Home - is where I want to be / But I guess I'm already there /I come home -
she lifted up her wings /
Guess that this must be the place...
- Talking Heads, "Naive Melody"

Monday, February 14, 2011

Core Characteristics and Emergent Properties

As usual, I have no idea how this train of thought came about, but a few weeks ago I started thinking about the core characteristic of each of my main characters, what it is that makes them uniquely themselves. For Brandon, it's duality--not just bisexuality, which is rather obvious, but his ability to move between the court and the lower city, to share foreign and home perspectives, to understand magic without being of it. Kevan took a lot longer to figure out, and the answer surprised me, because I'm pretty sure it's love. Not exactly something I planned to put into his character, but on examination, most of what he does can be traced back to that. For the new book, I'm not entirely sure yet.
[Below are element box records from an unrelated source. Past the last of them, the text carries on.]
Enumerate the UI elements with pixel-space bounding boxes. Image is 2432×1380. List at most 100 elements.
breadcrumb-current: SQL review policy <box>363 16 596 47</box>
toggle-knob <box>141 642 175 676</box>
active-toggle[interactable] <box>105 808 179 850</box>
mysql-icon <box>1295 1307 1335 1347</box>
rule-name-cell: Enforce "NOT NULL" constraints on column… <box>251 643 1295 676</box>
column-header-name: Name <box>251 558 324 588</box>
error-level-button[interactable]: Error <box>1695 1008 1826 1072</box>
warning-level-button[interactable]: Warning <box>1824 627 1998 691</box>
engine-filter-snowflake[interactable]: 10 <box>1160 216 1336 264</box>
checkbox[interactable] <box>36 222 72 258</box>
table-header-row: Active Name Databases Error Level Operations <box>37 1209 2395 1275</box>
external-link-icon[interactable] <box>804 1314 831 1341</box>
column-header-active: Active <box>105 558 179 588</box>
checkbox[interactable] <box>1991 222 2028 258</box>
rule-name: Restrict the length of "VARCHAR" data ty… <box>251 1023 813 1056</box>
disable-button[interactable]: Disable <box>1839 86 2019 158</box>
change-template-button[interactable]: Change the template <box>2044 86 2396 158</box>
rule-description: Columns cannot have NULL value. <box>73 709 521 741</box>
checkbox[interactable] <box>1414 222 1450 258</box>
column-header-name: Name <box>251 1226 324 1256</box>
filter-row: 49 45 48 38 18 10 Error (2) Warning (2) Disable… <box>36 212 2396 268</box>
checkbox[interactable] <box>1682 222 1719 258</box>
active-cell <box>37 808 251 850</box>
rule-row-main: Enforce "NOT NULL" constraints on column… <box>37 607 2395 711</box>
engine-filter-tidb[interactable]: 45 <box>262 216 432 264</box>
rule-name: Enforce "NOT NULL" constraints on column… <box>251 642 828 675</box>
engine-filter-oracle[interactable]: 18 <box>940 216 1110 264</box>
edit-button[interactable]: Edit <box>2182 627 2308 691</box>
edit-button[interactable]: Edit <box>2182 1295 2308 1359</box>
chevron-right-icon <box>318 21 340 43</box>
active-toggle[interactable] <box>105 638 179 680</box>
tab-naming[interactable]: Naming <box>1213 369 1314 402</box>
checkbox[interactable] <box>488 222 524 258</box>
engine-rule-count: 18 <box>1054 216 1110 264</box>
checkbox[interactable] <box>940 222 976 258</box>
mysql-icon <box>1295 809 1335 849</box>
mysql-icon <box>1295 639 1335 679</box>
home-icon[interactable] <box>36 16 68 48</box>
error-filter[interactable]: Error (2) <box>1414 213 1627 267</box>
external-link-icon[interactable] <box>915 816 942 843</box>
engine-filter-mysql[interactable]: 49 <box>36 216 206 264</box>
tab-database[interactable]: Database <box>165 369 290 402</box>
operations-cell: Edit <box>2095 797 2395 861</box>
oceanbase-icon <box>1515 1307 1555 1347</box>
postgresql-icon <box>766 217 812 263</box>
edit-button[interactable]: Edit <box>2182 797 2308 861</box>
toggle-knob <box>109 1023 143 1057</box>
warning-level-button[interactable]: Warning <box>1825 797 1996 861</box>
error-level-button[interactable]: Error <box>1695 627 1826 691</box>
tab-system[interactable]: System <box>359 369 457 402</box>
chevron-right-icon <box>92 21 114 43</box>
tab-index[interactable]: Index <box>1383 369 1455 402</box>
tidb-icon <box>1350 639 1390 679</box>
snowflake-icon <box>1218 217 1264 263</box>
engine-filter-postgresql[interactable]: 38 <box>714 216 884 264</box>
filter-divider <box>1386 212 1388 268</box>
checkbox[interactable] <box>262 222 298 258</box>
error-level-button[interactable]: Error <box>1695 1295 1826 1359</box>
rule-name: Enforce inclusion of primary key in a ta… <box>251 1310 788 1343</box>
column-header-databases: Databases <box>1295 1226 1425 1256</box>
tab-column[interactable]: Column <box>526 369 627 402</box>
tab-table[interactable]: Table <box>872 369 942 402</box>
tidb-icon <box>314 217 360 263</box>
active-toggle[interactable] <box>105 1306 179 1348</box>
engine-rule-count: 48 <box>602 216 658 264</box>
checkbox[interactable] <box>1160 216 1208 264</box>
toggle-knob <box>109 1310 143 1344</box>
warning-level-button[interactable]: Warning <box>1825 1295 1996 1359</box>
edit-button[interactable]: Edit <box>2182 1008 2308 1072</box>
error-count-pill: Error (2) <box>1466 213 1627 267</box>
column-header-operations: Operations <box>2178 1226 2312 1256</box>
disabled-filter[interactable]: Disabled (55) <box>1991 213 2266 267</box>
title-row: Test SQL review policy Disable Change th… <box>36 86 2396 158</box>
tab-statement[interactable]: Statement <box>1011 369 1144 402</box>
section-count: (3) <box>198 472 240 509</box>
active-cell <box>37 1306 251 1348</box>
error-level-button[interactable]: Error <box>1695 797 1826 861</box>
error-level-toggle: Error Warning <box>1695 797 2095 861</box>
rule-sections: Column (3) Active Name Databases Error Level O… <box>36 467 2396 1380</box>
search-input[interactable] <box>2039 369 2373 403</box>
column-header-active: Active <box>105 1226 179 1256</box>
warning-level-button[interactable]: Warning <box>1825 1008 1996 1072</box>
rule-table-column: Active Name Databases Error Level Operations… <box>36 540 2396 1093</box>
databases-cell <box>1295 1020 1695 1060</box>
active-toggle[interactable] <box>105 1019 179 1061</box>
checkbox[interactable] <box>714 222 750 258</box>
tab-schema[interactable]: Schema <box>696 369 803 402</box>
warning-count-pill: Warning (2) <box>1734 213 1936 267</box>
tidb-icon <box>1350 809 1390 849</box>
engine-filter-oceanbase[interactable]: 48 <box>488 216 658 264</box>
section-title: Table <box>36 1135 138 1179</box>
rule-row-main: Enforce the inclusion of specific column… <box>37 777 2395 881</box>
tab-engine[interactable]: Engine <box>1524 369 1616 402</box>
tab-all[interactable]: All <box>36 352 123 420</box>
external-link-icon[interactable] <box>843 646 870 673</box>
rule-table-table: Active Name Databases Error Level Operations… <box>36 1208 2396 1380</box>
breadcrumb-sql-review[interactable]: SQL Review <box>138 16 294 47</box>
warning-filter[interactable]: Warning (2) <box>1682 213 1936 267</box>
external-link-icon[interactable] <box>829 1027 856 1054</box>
That it takes a while to figure out struck me on reflection as a good thing. You want a character to be complex, to have if possible all of the inner confusions and contradictions of a real person. If you set out to write someone thinking, "this person is ambition" or whatever, you're going to wind up with cardboard, because real people don't act the same way all the time. Ask anyone to describe themselves in one word and they're likely to fidget a lot, come up with something, and then add "but" to whatever they said.

I think that this notion of a core characteristic is something that should emerge as you get to know the characters, and it's not likely to make itself known in the first draft. Once it comes out, you can shine it up in a few places if you want to, or leave it as an exercise to your future readers to argue about; if you can't come up with anything at all, though, after several drafts, that might mean that your character is not drawn clearly, or isn't being active enough to demonstrate their qualities.